Tre, quattro anni dopo.

Rovistavo tra profili di gente andata su Facebook. Scuole superiori. Istituto Tecnico Commerciale “Guido Dorso” di Sarno. Vecchie foto trovate per caso, risalenti solo a qualche anno fa, ma già appartenenti ad un’altra epoca. Ritrovo la dolcezza di quei giorni, dove la mia paura più grande era un’interrogazione con la prof. di Italiano, “la Pecoraro”. Le cotte platoniche, e l’ingenuità dei primi amori, belli perché vissuti senza pensare al futuro. Erano soltanto carezze, parole dolci, notti al telefono in cameretta, sms da leggere e rileggere ai migliori amici, pieni di felicità. Le serate trascorse su MSN, quando Facebook e Twitter non c’erano, in attesa di quel trillo che ci avrebbe fatto battere il cuore. Quando se alle 23 ero ancora al computer, avevo fatto tardi. Il sentirsi grandi con i primi cocktail, e il frigo stracolmo di birre durante le feste di halloween sulla terrazza di casa mia. “Blackout” di Britney Spears, in camera, a palla, per tre, quattro, cinque volte al giorno. I ‘filoni’, quando marinavo la scuola, in spiaggia a Salerno, o sugli scogli a Mergellina. E il McDonald’s di Pompei. Con quella Santa Beatissima Circumvesuviana, che ci faceva da autista in ogni dove.

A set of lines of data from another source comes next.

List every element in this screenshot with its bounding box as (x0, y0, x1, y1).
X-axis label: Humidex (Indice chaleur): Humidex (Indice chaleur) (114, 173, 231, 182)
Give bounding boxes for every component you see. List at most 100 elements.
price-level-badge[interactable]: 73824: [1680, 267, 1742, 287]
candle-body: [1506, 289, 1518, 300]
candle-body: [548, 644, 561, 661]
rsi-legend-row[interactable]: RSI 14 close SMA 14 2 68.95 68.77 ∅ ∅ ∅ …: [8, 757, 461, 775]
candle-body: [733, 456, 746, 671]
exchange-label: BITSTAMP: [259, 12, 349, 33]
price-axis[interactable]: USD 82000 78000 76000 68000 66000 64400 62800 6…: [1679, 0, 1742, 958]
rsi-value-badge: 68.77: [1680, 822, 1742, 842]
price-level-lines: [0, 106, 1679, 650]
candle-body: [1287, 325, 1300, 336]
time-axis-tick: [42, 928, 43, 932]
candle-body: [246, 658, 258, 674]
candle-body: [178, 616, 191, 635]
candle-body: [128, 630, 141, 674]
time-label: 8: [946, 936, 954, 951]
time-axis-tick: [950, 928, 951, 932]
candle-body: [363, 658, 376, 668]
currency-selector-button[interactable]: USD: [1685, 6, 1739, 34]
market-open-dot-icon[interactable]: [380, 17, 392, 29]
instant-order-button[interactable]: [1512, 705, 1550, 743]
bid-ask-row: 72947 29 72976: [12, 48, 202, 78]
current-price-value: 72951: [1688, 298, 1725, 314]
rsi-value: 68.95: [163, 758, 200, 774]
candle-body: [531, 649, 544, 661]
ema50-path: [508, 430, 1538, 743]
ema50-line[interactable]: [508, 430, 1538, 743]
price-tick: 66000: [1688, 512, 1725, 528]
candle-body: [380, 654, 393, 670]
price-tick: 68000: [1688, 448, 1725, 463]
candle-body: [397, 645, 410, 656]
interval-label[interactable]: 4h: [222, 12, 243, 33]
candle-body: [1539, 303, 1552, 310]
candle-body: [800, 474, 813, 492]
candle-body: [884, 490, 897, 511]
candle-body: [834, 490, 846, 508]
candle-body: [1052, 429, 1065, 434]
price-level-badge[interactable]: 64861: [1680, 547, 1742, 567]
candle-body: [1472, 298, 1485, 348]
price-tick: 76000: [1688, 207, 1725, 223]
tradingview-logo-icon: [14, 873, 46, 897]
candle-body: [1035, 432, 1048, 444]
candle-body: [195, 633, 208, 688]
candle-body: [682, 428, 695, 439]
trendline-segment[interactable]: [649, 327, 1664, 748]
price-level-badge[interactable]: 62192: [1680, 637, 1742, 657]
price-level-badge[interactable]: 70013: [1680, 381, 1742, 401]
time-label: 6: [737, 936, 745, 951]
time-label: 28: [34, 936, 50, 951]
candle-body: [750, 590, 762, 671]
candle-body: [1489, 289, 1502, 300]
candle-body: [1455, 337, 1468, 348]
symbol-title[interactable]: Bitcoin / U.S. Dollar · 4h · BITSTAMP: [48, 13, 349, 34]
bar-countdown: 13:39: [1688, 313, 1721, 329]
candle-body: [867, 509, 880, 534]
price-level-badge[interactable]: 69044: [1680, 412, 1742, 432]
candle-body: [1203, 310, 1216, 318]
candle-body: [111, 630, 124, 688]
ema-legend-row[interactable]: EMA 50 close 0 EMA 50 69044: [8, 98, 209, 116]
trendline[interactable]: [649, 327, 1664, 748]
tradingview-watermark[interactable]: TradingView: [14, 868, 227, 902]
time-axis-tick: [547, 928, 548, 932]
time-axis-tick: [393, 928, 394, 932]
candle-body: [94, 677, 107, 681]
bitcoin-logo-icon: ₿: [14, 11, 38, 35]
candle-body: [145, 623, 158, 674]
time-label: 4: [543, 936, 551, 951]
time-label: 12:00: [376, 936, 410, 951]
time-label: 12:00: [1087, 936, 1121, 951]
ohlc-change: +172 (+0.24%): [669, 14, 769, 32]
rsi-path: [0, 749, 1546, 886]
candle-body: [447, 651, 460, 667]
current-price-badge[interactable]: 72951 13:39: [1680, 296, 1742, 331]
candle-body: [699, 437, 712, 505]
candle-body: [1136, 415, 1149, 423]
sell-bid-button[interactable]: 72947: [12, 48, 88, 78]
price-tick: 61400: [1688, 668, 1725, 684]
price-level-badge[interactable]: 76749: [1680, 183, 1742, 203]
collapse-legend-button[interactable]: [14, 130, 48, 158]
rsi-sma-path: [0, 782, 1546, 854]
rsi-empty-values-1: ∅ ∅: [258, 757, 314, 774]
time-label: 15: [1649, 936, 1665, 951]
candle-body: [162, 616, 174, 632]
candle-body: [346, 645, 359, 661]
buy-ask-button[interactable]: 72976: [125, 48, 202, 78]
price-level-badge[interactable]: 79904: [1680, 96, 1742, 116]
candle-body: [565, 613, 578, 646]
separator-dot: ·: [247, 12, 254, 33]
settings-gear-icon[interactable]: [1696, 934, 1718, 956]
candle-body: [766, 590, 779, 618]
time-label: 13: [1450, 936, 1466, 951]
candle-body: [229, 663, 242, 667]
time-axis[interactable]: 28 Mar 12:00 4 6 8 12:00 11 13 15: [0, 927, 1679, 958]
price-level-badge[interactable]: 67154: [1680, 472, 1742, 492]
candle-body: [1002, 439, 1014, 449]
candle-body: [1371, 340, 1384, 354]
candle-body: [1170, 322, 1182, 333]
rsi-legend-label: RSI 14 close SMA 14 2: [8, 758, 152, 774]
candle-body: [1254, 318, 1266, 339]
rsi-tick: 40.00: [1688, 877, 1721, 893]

I pranzi con mamma. Le notti con papà. E la forza di sorridere pensando che tutto andasse bene. L’emancipazione, i diciassette anni tra Napoli e Roma, le notti marce in discoteca, e l’alba fresca invernale di campagna. I giri ininterrotti in auto tra i paesini vesuviani, con quelle luci stradali di un arancio fortissimo, che ci illuminavano il sentiero verso il Burger King Drive. Parcheggiati in macchina, con un cheeseburger, patatine fritte con ketchup e un cd con i successi pop del momento, a parlare di quello e di quell’altra. Di quanto saremmo dovuti essere fighi il sabato a venire. Di quanto stavamo male per esserci lasciati, e di come non avremmo dovuto mostrarlo. Gli abbracci sotto casa, i “ti voglio bene”, e i “grazie teso’ per la serata”. E le frequentazioni da due settimane/un mesetto, che sembravano così amplificate e di rilievo. Intense. Emozionanti. Quasi magiche.

Ed era tutto un’età. Quell’adolescenza spensierata, che tanto spensierata forse non è stata. Quei volti angelici e puliti, quegli occhi vispi e pieni di vita. Quello sguardo così acceso che non ritrovo più allo specchio. Insieme al bambino che ero, disperso tra pagine di lacrime e sorrisi. La voglia di crescere, in fretta e furia, forse per fingere di essere più forte.

Bruciando le tappe, e bruciando un po’ me stesso.